After a week of parking lot robberies involving firearms, MetroWest residents are fighting back. Last night, Central Park home owners called an emergency clubhouse meeting to rally against the latest crime wave.
Despite only 48 hours notice, manager Ken Swindle succeeded in rounding up not only members of his own community, but an array of interested outsiders, including a local robbery squad detective, Neighborhood Watch organizers, a representative from the MetroWest Master Association, and Board members from several neighboring communities.

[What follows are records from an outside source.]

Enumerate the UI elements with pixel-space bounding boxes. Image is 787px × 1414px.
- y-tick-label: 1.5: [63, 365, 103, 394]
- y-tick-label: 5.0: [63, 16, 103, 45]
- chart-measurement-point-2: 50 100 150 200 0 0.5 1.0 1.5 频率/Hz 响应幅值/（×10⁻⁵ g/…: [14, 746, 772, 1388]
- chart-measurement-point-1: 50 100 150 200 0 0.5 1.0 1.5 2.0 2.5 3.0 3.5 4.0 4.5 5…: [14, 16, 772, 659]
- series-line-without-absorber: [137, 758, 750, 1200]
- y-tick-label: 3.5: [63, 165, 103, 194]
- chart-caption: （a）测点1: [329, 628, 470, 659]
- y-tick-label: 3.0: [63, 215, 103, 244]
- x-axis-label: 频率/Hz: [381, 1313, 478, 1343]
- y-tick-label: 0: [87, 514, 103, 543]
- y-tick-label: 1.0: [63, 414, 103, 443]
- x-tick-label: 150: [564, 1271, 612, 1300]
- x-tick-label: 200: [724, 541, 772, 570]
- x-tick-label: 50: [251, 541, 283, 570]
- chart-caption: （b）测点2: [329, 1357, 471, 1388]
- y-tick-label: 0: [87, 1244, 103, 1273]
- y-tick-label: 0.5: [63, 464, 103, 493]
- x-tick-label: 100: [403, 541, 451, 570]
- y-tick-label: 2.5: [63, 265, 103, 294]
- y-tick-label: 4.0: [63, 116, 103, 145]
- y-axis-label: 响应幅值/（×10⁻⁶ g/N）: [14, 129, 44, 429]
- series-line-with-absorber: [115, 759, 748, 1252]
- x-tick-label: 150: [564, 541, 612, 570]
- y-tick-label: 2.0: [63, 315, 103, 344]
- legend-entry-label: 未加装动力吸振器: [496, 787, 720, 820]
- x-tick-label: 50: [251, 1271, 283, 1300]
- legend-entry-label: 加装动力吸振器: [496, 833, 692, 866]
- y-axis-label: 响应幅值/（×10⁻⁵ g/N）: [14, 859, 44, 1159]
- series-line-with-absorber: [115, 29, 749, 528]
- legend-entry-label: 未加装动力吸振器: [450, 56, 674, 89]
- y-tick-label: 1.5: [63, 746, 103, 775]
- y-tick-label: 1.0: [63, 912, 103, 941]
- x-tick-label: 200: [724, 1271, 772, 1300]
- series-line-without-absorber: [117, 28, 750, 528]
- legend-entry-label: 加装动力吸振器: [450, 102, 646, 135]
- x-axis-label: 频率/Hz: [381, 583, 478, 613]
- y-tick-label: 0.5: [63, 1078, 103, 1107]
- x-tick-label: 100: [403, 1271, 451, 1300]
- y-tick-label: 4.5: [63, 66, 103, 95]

This was the first time that such a meeting has ever been called but Swindle for one had seen enough. I’m just tired of our residents not being able to feel safe in their own homes he said. If we get our heads together and pool resources, we might be able to find a way to reduce our risk.
As the meeting progressed and residents from various communities spoke up, it soon became apparent that despite many of the communities being gated all of them were suffering from an lack of effective security. Blaming many of the recent robberies on a local gang of youths calling themselves the We Rob Everyone Gang detective Joe Gilbert explained that the City of Orlando Police Department has become completely overwhelmed by Orlando’s surging crime wave. The City’s crime rate has gone through the roof, he said. “And we have a total of just six officers to investigate all of the robbery reports.”
Residents were shocked at the lack of police resources and less than complimentary about the length of time officers have been taking to respond to calls. It took the cops over an hour to get here the other night, complained one frustrated resident. Others suggested that if the police were unable to help them, then perhaps the master association for MetroWest should invest some of the millions of dollars it collects annually to develop its own private security firm rather than planting palm trees up and down Hiawassee. It was also suggested that the master association become a hub for the collection and dispersal of future crime data. Spokesperson for the Association, Betty Reed, agreed that MetroWest should host regular meetings to share new ideas and strategies for making MetroWest a safer environment. “We need everyone to take part,” She said.
Other ideas tabled during the 90 minute meeting included the setting up an early warning system among the various associations to try and prevent the tendency for local gangs to terrorize more than one community as they rampage through the neighborhood.
In a strange twist of irony, even as the meeting was taking place, a neighboring Azur resident (not a hundred yards away) was being relieved of his vehicle in the third attack on that community in one week.